A Storm in Heaven by Verve (before they added the The) was a really cool record; Epic, spacey, messed up and a bit shoe-gazey. It was just the sort of thing for moody 18 year olds to sulk in their bedrooms to.
A Northern Soul was a fucking amazing record; Huge, angry and soulful. Born out of what was reported as being a particularly “difficult” recording process involving drugs, mental illness, a number of fights and some wrecked cars. It was just the sort of thing for cynical, lovelorn students to play too loudly in their bedrooms.

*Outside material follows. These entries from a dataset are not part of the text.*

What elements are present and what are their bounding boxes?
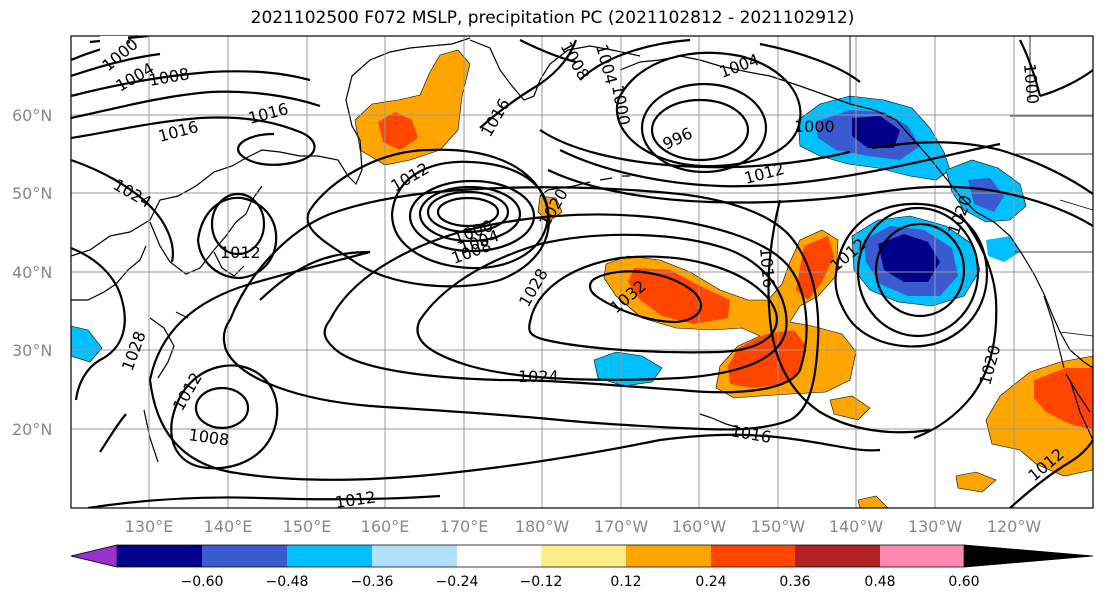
isobar-label: 1000 (1020, 63, 1042, 105)
colorbar-segment (541, 545, 626, 567)
colorbar-segment (880, 545, 964, 567)
colorbar-segment (287, 545, 372, 567)
isobar-low-996 (650, 98, 750, 162)
lon-label: 140°E (204, 517, 253, 536)
isobar-1016-north (547, 169, 1093, 227)
isobar-label: 1012 (220, 243, 261, 262)
lon-label: 170°E (440, 517, 489, 536)
isobar-1020 (222, 186, 820, 431)
colorbar-tick: −0.36 (351, 574, 394, 590)
colorbar-segment (711, 545, 795, 567)
isobar-low-1008-ne (874, 222, 966, 318)
coast-alaska (619, 55, 1093, 369)
isobar-label: 1024 (518, 367, 559, 386)
isobar-1012-north (559, 142, 1001, 188)
lon-label: 160°W (672, 517, 727, 536)
isobar-low-1008-west (194, 386, 250, 430)
colorbar-segment (626, 545, 711, 567)
isobar-1016-ne (767, 199, 931, 434)
colorbar-ticks: −0.60 −0.48 −0.36 −0.24 −0.12 0.12 0.24 … (181, 574, 980, 590)
lat-label: 30°N (12, 341, 52, 360)
coastlines (71, 37, 1093, 463)
coast-kamchatka (469, 39, 641, 101)
coast-mexico (1069, 379, 1093, 441)
colorbar-tick: −0.60 (181, 574, 224, 590)
colorbar-tick: 0.60 (948, 574, 979, 590)
lon-label: 120°W (987, 517, 1042, 536)
colorbar-tick: −0.12 (520, 574, 563, 590)
colorbar-segment (372, 545, 457, 567)
colorbar-segment (795, 545, 880, 567)
isobar-low-1000 (436, 196, 500, 228)
lon-label: 160°E (361, 517, 410, 536)
lat-label: 20°N (12, 420, 52, 439)
colorbar (70, 544, 1094, 568)
isobar-1016-south (148, 250, 881, 481)
isobar-low-1012-japan (210, 192, 266, 256)
lon-label: 150°E (283, 517, 332, 536)
lat-label: 50°N (12, 184, 52, 203)
isobar-label: 1016 (756, 247, 778, 289)
longitude-labels: 130°E 140°E 150°E 160°E 170°E 180°W 170°… (125, 517, 1042, 536)
colorbar-tick: −0.48 (266, 574, 309, 590)
lon-label: 170°W (594, 517, 649, 536)
colorbar-tick: 0.12 (610, 574, 641, 590)
colorbar-segment-extend-min (70, 544, 118, 568)
map-title: 2021102500 F072 MSLP, precipitation PC (… (250, 8, 855, 28)
isobar-1012-se (1009, 439, 1093, 508)
latitude-labels: 60°N 50°N 40°N 30°N 20°N (12, 106, 52, 439)
isobar-label: 1000 (794, 117, 835, 136)
colorbar-segment (457, 545, 541, 567)
colorbar-tick: 0.48 (864, 574, 895, 590)
lon-label: 180°W (515, 517, 570, 536)
graticule (71, 36, 1093, 508)
lon-label: 130°E (125, 517, 174, 536)
borders (849, 36, 1093, 337)
colorbar-tick: 0.36 (779, 574, 810, 590)
lon-label: 150°W (751, 517, 806, 536)
isobar-1024-west (71, 158, 174, 263)
isobar-1024 (323, 213, 808, 394)
lat-label: 60°N (12, 106, 52, 125)
isobar-1020-west (71, 246, 126, 401)
lon-label: 130°W (908, 517, 963, 536)
colorbar-segment (117, 545, 202, 567)
colorbar-segment-extend-max (963, 544, 1094, 568)
coast-hawaii (699, 413, 741, 429)
isobar-1012-south (87, 413, 441, 508)
colorbar-tick: −0.24 (436, 574, 479, 590)
map-frame (70, 35, 1094, 509)
isobar-high-1032 (588, 270, 702, 324)
colorbar-segment (202, 545, 287, 567)
coast-asia (71, 37, 471, 257)
isobar-1020-ne (913, 213, 998, 440)
lon-label: 140°W (829, 517, 884, 536)
colorbar-tick: 0.24 (695, 574, 726, 590)
lat-label: 40°N (12, 263, 52, 282)
precipitation-shading (71, 49, 1093, 508)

A Northern Soul scraped the charts, the next single, the superb History stated on the cover “All farewells should be sudden”. That was that, The Verve had broken up.
They re-surfaced a while later with the soon to be ubiquitous Bitter Sweet Symphony, followed by the album Urban Hymns. It was ok and had a couple of good tracks on but generally was a diluted version of what had come before. It was just the thing for middle managers to play at dinner parties and inspire a whole generation of deeply insipid bands.

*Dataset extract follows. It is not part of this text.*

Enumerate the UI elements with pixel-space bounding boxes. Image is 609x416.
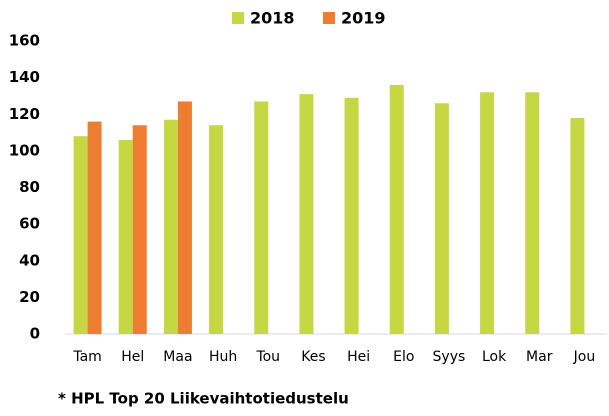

The Verve disintegrated nastily once more and Richard Ashcroft went his own way to produce a load of fairly listenable but fairly bland music much in the same vein as the mellower parts of Urban Hymns. On the plus side, he did inspire one of the greatest albums ever made by nicking one J Spaceman’s girlfriend.
Now it appears that The Verve are back at it in their original line up, stuff is being recorded, an album is planned for release and some dates are going on sale this week. I’ll definitely go and see them, but if new developments follow the trajectory described above it might all end up a bit close to Snow Patrol territory. Lets hope not, although the last-minute decision I made to not get “Too busy staying alive” tattooed on my arm will look even wiser.